I have literally tried every migraine preventative and/or treatment out there. If you were to give me a list with all the possible preventatives, I would place a check mark by each of them because over the past 20 years, I have tried them.
The only thing that I had not tried was acupuncture. My neurologist said I would most likely benefit from it. He told me that many patients do find it helps migraines but because it is expensive most people can’t continue with it (and it the type of treatment you need on a regular basis). We are blessed in that insurance covers some of the treatment. There is a procedure called Dry Needling that is similar to acupuncture however it is performed by a certified Physical Therapist. I think that is more frequently covered by insurance and possibly more affordable (so maybe try that if you cannot afford to do the acupuncture. I don’t have experience with it so I can’t comment on it’s effect).
So, yesterday my mother and I ventured into the land of acupuncture. The 5,000 year old eastern medical practice. It is absolutely fascinating. Before the treatment, the Doctor gave us an education on the practice and the science behind it. He looked at my palms and asked if they are always so pink (yes). He said that is a clear sign that my system is out of balance (no surprise—history of chron’s, leukemia, horrific migraines—and all of the meds I take for those conditions, yes I would suspect that my system is out of balance).
There is an extensive amount of education that I do not yet understand well enough to explain. The bit that I do understand—Chinese medicine centers around balance and harmony. “Chi” is what the Chinese use to describe life force/energy (maybe similar to western medicine’s notations of nervous system?). There is yin and yang energy in all of our organs and though some organs are supposed to be predominantly one or the other, each organ has levels of both. When we have too much yin or yang, our systems get out of balance and our “chi” is blocked, leading to symptoms or conditions, ie migraines, crohn’s (a lot of autoimmune issues are treatable with acupuncture).
*I have quite a bit of learning to do before I can explain it well.
After the consultation part of our session, mother and I went into a room where the Doctor used a Q-tip and touched different acupressure points. Some spots were very tender. He pressed hard but quickly. Then he took (sterile, single-use) needles and placed them in all of the spots that he had pressed with Q-tip. He explained that he had opened the channels for the chi to flow when he used the Q-tip and then by placing the needles, he was allowing for my chi to flow for the 35 minutes that I lay there. It did not hurt at all. In fact, it was extremely relaxing, like someone poured a relaxing, calming balm over me (I know that sounds weird–but it was like a yummy warm blanket + massage on a freezing day) when all I was really doing was lying there with needles placed in head/face, arms/hands, legs/feet.
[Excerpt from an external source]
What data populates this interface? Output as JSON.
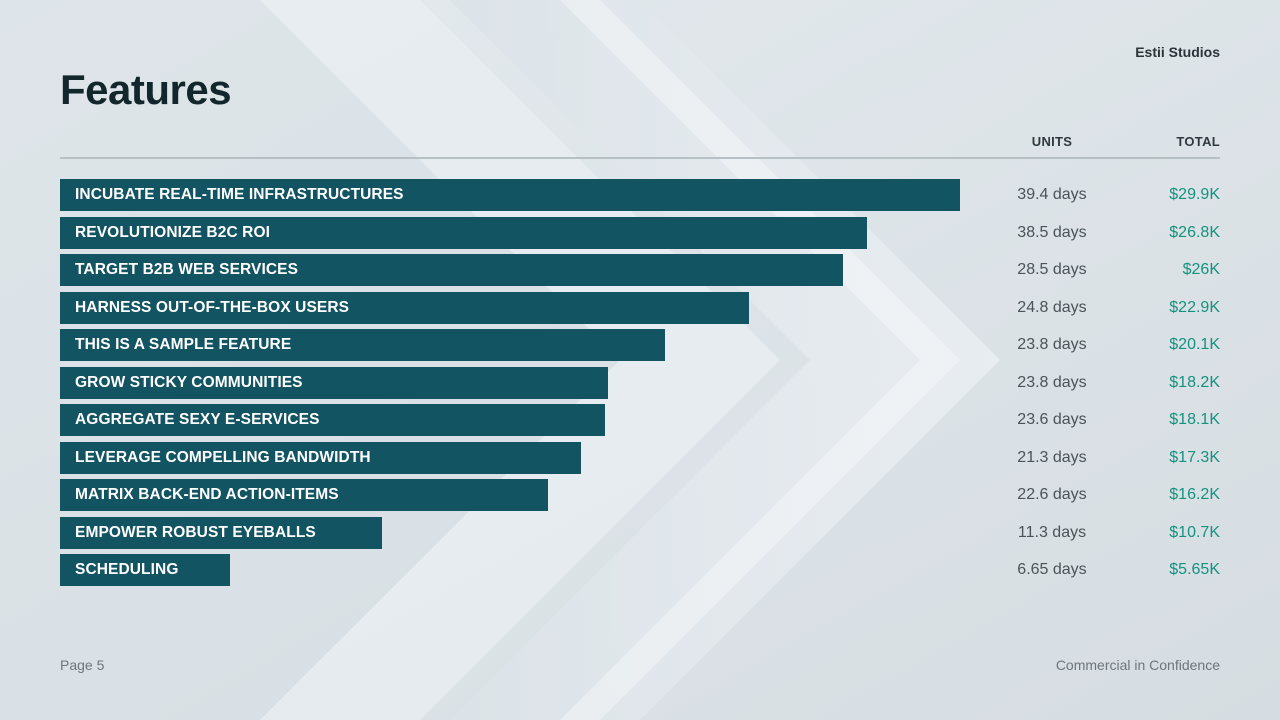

After removing the needles, my doctor placed acupuncture “seeds” in my ear on spots that correlate with various systems that need to be balanced. I am to press each seed for 1 minute/day to help keep my meridian channels open so that my chi can flow as it should. Basically they are a way that my doctor is trying to keep my system in balance until my next acupuncture appointment which is in 3 days.
Click here to read an article re: the acupuncture seeds (the article is not associated with my doctor/practice but it is educational).
I feel hopeful, and will certainly keep you posted.